Pengertian Negara menurut Ahli Luar Negeri

Di bawah ini adalah pengertian negara menurut beberapa ahli dari luar negeri:

Pengertian Negara menurut Aristoteles yaitu perkumpulan atau kelompok dari keluarga dan desa untuk menggapai kehidupan yang baik.

– Menurut Plato, pengertian Negara yaitu manusia dalam jumlah besar yang berevolusi dan maju.

Pengertian Negara menurut Jean Bodin yaitu sekumpulan keluarga dengan semua harta benda yang dimiliki yang dipimpin satu penguasa yang mempunyai kedaulatan.

Menurut (Grotius ) Hugo de Groot, pengertian Negara yaitu ikatan atau kumpulan manusia yang sadar tentang arti panggilan dari hukum kodrat.

Pengertian negara menurut J. H. A. Logemann, negara yaitu sebuah organisasi masyarakat yang mempunyai kekuasaan dengan tujuan untuk menyelenggarakan dan mengatur suatu masyarakat.

Menurut Hans Kelsen, pengertian negara yaitu tatanan pergaulan hidup bersama, (Zwangordenung) subuah tata paksa.

Pengertian Negara menurut Bluntschli yaitu di suatu daerah tertentu terdapat diri rakyat yang disusun dalam sebuah organisasi politik.

Menurut Fr. Oppenheimer, pengertian negara yaitu sejumlah masyarakat yang mepunyai deferensi politik yaitu adanya hubungan antara pihak yang diperintah dengan pihak yang memerintah.

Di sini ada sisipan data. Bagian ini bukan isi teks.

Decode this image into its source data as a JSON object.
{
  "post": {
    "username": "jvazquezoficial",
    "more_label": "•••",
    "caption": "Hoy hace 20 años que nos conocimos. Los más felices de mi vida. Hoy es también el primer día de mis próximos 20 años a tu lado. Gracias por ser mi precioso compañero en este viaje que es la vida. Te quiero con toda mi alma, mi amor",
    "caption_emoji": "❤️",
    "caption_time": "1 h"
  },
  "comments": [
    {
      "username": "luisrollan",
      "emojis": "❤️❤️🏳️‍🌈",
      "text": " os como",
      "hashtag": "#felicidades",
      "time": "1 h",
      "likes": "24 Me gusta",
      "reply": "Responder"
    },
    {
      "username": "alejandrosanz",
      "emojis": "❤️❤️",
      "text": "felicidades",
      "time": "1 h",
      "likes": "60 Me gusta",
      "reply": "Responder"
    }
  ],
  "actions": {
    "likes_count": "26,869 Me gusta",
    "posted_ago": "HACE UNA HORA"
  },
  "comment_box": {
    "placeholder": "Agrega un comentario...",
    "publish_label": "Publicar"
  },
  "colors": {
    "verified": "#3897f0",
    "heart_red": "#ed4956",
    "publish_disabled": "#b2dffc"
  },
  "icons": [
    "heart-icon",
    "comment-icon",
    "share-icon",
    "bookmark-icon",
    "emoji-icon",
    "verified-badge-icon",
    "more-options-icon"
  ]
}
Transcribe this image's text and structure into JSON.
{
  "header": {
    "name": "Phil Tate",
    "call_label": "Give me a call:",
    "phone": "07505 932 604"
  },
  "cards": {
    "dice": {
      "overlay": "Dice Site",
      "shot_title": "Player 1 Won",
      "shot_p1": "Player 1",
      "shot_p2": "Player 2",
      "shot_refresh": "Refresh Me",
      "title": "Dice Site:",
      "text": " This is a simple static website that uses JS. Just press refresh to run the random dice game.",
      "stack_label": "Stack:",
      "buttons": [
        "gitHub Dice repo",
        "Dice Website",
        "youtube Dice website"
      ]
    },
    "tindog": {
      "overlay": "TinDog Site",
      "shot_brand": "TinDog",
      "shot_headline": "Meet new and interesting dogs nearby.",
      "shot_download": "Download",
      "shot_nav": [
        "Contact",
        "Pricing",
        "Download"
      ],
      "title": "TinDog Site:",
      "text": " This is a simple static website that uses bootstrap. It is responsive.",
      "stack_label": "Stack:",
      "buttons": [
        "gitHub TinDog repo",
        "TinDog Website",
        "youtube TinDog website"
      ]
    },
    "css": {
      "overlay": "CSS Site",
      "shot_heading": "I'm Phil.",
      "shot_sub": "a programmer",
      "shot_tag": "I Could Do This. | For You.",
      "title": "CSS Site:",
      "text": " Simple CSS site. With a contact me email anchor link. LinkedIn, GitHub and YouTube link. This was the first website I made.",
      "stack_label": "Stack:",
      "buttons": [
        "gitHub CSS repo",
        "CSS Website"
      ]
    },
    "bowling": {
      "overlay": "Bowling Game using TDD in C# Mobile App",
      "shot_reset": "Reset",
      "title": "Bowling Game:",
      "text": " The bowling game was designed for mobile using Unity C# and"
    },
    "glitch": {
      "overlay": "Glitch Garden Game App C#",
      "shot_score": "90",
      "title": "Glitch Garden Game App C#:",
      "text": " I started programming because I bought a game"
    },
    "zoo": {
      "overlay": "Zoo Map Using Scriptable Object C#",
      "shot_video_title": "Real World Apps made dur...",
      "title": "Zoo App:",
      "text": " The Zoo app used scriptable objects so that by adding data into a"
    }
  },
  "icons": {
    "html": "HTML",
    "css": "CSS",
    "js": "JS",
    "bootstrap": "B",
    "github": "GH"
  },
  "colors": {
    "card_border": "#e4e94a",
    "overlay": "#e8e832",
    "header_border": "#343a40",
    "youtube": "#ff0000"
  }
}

Pengertian negara menurut Thomas Hobbes: yaitu sebuah hasil dari perjanjian antar orang untuk menciptakan sebuah organisasi atau lembaga yang mempunyai wewenang mutlak untuk mengatur mereka dengan peraturan undang-undang dan memaksa mereka supaya taat pada undang-undang tersebut.

Menurut Valkenier, pengertian negara yaitu rakyat yang hidup dalam sebuah hukum yang berlaku lama di daerah tertentu dan rakyat juga sebagai kekuasaan yang merdeka.

Pengertian negara menurut Karl Marx: yaitu sebuah alat kekuasaan yang dimiliki oleh penguasa untuk menindas kelompok manusia lainnya.

Menurut J.J. Rousseau pengertian negara yaitu sekelompok rakyat yang mempertahankan dan melindungi harta benda dan haknya masing-masing, namun tetap hidup secara bebas dan merdeka.

Pengertian negara menurut R. Kranenburg: yaitu sebuah organisasi kekuasaan yang dibuat oleh bngsa (sekelompok/ sekumpulan masyarakat).

Menurut Roger F. Soltau pengertian negara yaitu sebuah kewenangan atau sebuah alat yang berfungsi untuk mengendalikan dan mengatur masalah-masalah bersama atas nama rakyat.